FMI Midwinter Conference: Tim Steiner pitches Ocado model for the US
- In his keynote speech at the Food Marketing Institute's Midwinter Executive Conference, Tim Steiner, CEO of Ocado Group, gave attendees a tour of his $2.2 billion U.K. grocery delivery business, noting that the key to its profitability is in its technology and its focus on operational efficiency. Ocado employs 1,300 engineers, holds more than 200 patents, and spends less to deliver products to a customer than its closest competitor, Tesco, spends putting those same products on store shelves, Steiner said.
- Although store pickup has proven to be a popular option for U.S. consumers, Steiner said shoppers in the U.K. overwhelmingly favor home delivery. He said Ocado charges shoppers $2.10 for delivery, matches its competitors on price, and does more than half of its sales in fresh products.
- Asked whether Ocado's model could succeed in the much less population-dense U.S. market, Steiner said it would work in the nation's population centers. "We don't serve the whole of the U.K.," he said. "We don't go to the Scottish Highlands where there's thousands of acres between each residence. But there are swaths of the U.S. with the vast majority of your population in them where this will work."
At a conference filled with retail and manufacturing executives concerned over how to capitalize on the growing demand for online grocery shopping, Steiner offered a glimpse of the future.
Ocado, unlike just about every U.S. grocer, operates a profitable e-commerce business. And it does so by focusing on world-class technology and logistics, and by stripping costs out of the operation wherever possible. The company operates massive, automated warehouses where around 500 robots dance about picking products — coming within 5 millimeters of one another, Steiner said — and routing those items for delivery from 20 hubs situated around the U.K.

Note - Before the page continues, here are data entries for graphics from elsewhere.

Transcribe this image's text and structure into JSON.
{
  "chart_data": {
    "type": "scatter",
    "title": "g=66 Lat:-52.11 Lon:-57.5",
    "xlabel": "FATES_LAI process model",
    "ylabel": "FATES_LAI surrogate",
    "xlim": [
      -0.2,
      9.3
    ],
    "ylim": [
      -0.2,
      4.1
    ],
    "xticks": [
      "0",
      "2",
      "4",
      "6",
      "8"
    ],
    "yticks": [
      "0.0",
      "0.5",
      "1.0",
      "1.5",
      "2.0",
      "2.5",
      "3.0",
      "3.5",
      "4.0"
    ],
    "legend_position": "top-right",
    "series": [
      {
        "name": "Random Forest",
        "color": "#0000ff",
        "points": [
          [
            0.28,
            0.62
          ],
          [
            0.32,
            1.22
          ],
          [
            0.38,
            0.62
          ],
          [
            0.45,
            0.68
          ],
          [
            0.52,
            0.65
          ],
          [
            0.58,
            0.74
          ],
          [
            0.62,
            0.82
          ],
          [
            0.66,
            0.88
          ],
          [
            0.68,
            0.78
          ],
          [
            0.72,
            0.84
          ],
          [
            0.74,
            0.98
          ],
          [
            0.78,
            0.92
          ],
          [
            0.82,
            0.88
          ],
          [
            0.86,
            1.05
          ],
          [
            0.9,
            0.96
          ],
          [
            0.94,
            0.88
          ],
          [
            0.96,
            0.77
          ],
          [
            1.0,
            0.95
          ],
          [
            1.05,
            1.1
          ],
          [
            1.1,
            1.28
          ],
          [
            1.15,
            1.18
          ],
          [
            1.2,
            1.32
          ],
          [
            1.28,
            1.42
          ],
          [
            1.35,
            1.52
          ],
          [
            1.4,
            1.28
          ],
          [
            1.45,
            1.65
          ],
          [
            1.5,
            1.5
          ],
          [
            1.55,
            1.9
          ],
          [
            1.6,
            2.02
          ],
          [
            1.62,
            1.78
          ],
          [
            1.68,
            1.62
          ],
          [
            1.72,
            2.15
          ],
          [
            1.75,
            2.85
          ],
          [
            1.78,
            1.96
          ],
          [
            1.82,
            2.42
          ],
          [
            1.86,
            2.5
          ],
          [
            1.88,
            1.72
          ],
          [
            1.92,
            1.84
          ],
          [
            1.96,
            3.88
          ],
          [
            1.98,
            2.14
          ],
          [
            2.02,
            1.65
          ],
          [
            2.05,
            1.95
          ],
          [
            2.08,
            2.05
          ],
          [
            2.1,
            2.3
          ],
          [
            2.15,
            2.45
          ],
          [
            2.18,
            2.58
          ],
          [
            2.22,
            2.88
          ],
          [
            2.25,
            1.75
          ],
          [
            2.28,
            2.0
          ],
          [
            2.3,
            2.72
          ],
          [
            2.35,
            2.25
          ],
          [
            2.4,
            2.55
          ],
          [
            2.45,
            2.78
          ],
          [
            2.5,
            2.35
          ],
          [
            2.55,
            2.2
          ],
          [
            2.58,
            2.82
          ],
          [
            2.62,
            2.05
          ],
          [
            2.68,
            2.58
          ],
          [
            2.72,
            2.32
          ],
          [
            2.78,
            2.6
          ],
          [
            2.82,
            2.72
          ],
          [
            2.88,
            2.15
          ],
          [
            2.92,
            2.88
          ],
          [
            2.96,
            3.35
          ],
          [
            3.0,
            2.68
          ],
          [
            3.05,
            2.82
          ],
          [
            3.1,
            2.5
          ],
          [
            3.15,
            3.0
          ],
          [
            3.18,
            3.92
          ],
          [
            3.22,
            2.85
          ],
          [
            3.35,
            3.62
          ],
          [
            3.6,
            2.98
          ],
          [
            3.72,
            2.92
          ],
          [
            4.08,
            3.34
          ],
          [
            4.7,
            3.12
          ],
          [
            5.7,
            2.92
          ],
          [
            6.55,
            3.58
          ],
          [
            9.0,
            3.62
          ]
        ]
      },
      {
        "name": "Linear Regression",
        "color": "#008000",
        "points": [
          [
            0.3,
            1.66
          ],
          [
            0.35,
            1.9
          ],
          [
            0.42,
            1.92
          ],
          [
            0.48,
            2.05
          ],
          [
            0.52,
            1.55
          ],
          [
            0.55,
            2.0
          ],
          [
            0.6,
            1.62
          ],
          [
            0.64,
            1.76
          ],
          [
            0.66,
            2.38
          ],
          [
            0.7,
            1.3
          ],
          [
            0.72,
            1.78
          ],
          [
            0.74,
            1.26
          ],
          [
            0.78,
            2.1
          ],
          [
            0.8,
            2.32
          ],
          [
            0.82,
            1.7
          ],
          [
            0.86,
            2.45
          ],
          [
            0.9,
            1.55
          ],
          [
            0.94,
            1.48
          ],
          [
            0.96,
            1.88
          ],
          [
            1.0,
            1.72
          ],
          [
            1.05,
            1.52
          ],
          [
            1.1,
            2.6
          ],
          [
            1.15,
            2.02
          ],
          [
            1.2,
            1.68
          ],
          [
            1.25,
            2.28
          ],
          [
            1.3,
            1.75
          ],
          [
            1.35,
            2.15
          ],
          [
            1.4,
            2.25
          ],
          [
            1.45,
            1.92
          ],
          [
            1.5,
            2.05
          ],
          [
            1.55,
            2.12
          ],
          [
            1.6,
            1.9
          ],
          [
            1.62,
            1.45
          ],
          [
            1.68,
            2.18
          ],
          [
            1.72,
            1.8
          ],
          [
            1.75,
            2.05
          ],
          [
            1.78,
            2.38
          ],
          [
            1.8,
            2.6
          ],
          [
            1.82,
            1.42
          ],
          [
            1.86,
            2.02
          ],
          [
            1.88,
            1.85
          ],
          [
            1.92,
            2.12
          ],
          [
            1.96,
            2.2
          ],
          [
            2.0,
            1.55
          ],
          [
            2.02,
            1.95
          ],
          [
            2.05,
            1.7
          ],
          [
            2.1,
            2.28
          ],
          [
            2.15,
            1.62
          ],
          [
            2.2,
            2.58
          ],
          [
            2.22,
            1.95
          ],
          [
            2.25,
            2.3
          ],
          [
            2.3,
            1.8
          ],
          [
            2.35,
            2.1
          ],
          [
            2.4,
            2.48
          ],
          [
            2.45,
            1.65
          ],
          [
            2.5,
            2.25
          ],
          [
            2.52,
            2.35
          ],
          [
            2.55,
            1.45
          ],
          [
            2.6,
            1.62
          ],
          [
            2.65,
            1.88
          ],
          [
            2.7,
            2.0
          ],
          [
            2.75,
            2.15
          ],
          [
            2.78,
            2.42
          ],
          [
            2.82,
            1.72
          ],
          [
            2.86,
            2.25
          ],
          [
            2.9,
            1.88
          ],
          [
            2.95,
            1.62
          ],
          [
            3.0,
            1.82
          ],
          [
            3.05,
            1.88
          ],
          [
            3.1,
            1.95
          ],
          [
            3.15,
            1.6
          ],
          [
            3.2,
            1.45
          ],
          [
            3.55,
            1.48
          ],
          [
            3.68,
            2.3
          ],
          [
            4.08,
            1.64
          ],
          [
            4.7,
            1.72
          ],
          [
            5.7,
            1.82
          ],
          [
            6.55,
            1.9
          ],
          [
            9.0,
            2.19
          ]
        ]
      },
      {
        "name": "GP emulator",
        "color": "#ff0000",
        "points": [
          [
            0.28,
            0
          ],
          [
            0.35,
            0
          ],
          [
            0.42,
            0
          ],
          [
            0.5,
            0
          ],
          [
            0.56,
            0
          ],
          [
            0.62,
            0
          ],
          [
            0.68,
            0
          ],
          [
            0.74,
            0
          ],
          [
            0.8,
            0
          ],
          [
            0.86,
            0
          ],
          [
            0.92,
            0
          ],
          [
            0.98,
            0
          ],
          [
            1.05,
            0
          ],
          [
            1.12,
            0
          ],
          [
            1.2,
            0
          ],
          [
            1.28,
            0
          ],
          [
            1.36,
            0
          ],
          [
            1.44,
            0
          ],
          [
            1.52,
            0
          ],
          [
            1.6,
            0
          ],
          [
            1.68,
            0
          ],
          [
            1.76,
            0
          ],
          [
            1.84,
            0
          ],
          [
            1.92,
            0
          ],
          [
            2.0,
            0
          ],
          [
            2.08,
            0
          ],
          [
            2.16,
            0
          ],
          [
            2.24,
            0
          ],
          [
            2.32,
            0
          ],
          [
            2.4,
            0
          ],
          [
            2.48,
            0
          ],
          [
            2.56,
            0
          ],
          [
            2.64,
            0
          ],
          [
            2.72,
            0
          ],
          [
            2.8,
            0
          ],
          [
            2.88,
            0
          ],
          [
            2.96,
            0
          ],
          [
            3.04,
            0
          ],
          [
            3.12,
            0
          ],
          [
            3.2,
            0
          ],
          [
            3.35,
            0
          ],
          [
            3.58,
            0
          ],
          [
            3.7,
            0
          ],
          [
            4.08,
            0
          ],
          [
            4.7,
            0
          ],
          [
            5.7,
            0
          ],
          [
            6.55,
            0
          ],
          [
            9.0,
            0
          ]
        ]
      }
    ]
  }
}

Ocado developed most of the software it uses, Steiner said, and focuses on routing its delivery vans in the most efficient ways possible. Each van delivers around 20 orders per shift, and does around $1.4 million in business annually — roughly the equivalent of a Dollar General store, he pointed out.
"We can get groceries from the back door of our shed to handing them to a customer in her kitchen for less cost than Tesco, who has 30 times our scale, can put them on the shelf of their hypermarket," Steiner said. "That's what delivering at the lowest possible cost means."
Ocado does most of its business in fresh — a category that many in the U.S believe is a struggle for online grocers. It does this by focusing on quality control and consistency, but also through innovative steps like listing the sell-by date of every product online.
Ocado also puts a great deal of emphasis on its customer service. This happens through the typical call center and digital channels, Steiner said, but also through some new methods that take advantage of Ocado's bleeding-edge technology. Recently, the company took every email it has received in its 15 years in business and fed it into a machine learning tool in order to learn more about what was most frustrating its customers.
As informative as Steiner's presentation was, it was primarily a sales pitch. The company, which operates as a pure-play online grocer as well as an e-commerce partner for brick-and-mortar grocers, has made moves abroad recently, and hopes to crack the U.S. market. In November, Ocado signed on with Group Casino in France, and earlier this month announced a deal with Sobeys in Canada — its first North American contract.
In the wake of Amazon's acquisition of Whole Foods, U.S. grocers scrambled to expand their online presence. Many inked deals with third-party providers like Instacart and Shipt. The former grew from serving just 30 markets to nearly 200 in less than a year’s time. This has given grocers a foothold in a fast-growing channel, but questions linger about the future of this store-focused fulfillment model that many have opted for. Simply put: As e-commerce grows, stores will likely struggle to serve both in-store and online demand.
Steiner made sure to highlight the inefficiencies of store fulfillment in his presentation. According to him, the process of getting a product into a grocery store, putting it on the shelf and then picking and packing it for online delivery takes 74 minutes, whereas Ocado can store and fulfill in just 15 total minutes.
That level of efficiency could very well lead Ocado to a partnership with a U.S. retailer. Although many shoppers have shown a preference for store pickup, home delivery has a lot of room to grow. As companies whittle down delivery fees and improve their consistency and logistics, it will likely become the preferred option for shoppers, particularly in dense markets.
Ocado's technology, its expertise and relentless focus on efficiency make it a potential foil for Amazon. As the e-tailer really begins to leverage its Whole Foods stores and distribution centers for online fulfillment this year, Ocado will probably start looking better and better. It's likely not a question of if the company will partner with a major U.S. retailer, but when.